Friday, September 7, 2012

Get Your Cutlery On

I'm feeling nostalgic today. Nostalgic for my family on the other side of the world and Australia, nostalgic for the past and weirdly enough, for the future that hasn't arrived yet. It's not a big deal, I'm just checking myself before wrecking myself, reevaluating, readjusting my expectations and plans in life.  
Nostalgia makes me think mostly of an idyllic past, moments frozen in time that hold some form of perfection in my mind. In our current unstable economic and political environment, it's become quite common to recede into the past, to grasp for an idyllic moment from it and hold on for dear life in the hope we get transported to a better place.  
This better place for some people means going back to simpler times. What simpler time than your childhood, or in contrast, your twilight years? Beginning and end, you come full circle and at both stages understand the universal truth that less is more. You appreciate the smaller things in life and delight in them. Your needs are simple and not overshadowed by desires or wants. It's just that somewhere in between, life just got complicated and you may have forgotten to look at the big picture.

Humanity is going through a shift, or maybe it's just the latest trend. Either way, people are realising the way we've been living our lives for the last 100-odd years is not sustainable for the long run. (Some) people are unsatisfied and growing a conscience. They're considering the world around them and in what state they want to leave it in for their successors. Reduce, recycle, reuse are words we now commonly hear.

My friend Em was telling me a bunch of her friends are going as far as ditching their corporate jobs [insert me here] and turning to artisanal crafts [insert her other friends here]. Cheese making; pop up dining experiences showcasing locally produced ingredients; knitting; community gardens; baking; jam making; pickling and fermenting. The list goes on. I'm just pulling on my grandma cardigan and the scarf my mum knit for me, before jumping on the bandwagon.

The other challenge some are tackling is how to turn waste or existing items into products we can (re)use. There's the dude that turns soft drink bottles into lights for huts; the garbage warrior eco architect; and now a whole industry dedicated to utilising trash and third world country labour to make household or fashion items.

So I'm doing my very small and insignificant part. In my travels the last couple of years I've come across the growing trend of using cutlery to make bespoke jewellery pieces. It's not life changing or saving the world, but instead a clever idea to use materials that would otherwise be discarded.
In Berlin last year I headed to an arts and craft market held, ironically enough, inside a derelict, abandoned department store.
Artists set up their studios and display their art in different rooms and in one of the main halls, craftspeople sell their handmade jewellery and crafts. 

I bought this ring made from a spoon. 
What I love about it is the organic, round shape and how comfortably it sits on my finger. 
Earlier in Manhattan this year, I visited the Brooklyn Flea Market pop up held in the Chelsea Market.
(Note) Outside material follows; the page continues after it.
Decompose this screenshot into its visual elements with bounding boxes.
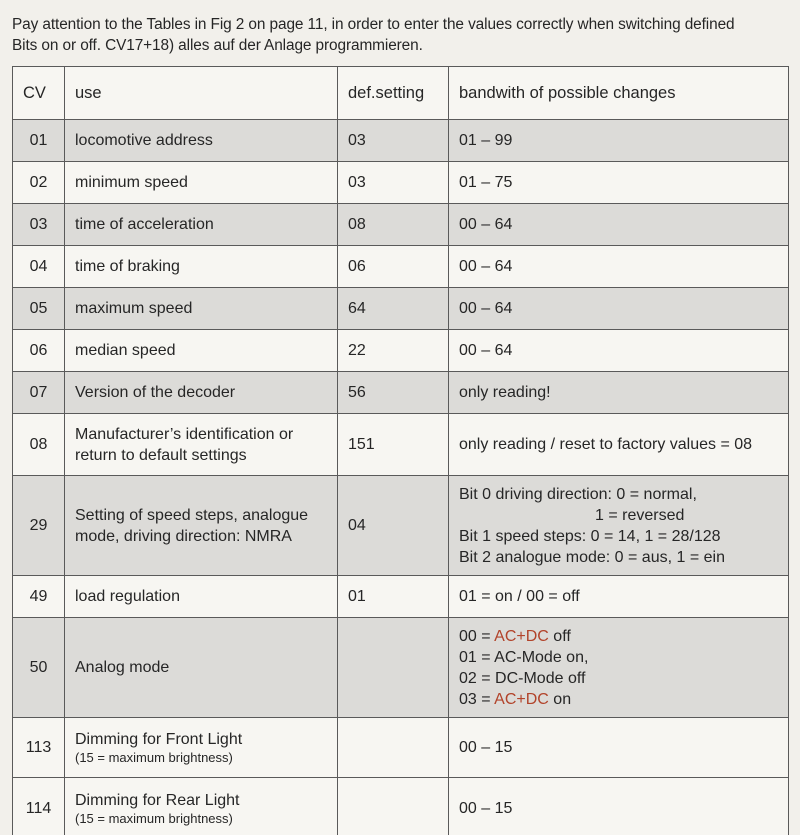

I bought this ring made from the bottom half of a fork. 

I love the directional lines and how I can wear it differently depending on my mood.
I look at my rings when I wear them and think of my amazing trips to Berlin and New York, then wonder who used this cutlery before and what they ate with it.

What I'm getting at is that I too, like other people, am changing. I don't care what brand I'm wearing or how much I paid for it. What moves and motivates me is the story behind it. Did someone spend their precious time (we all know what a commodity this now is) making this with their hands? Was this item something else before; I wonder who used it; where it has been and where it's from? Who made it and how did they learn the skills to make it? 

Mastery is king and in a world that's consumed with meaningless, mass consumption and being busy, it's nice to know people still take the time to put love, mastery and craft into something.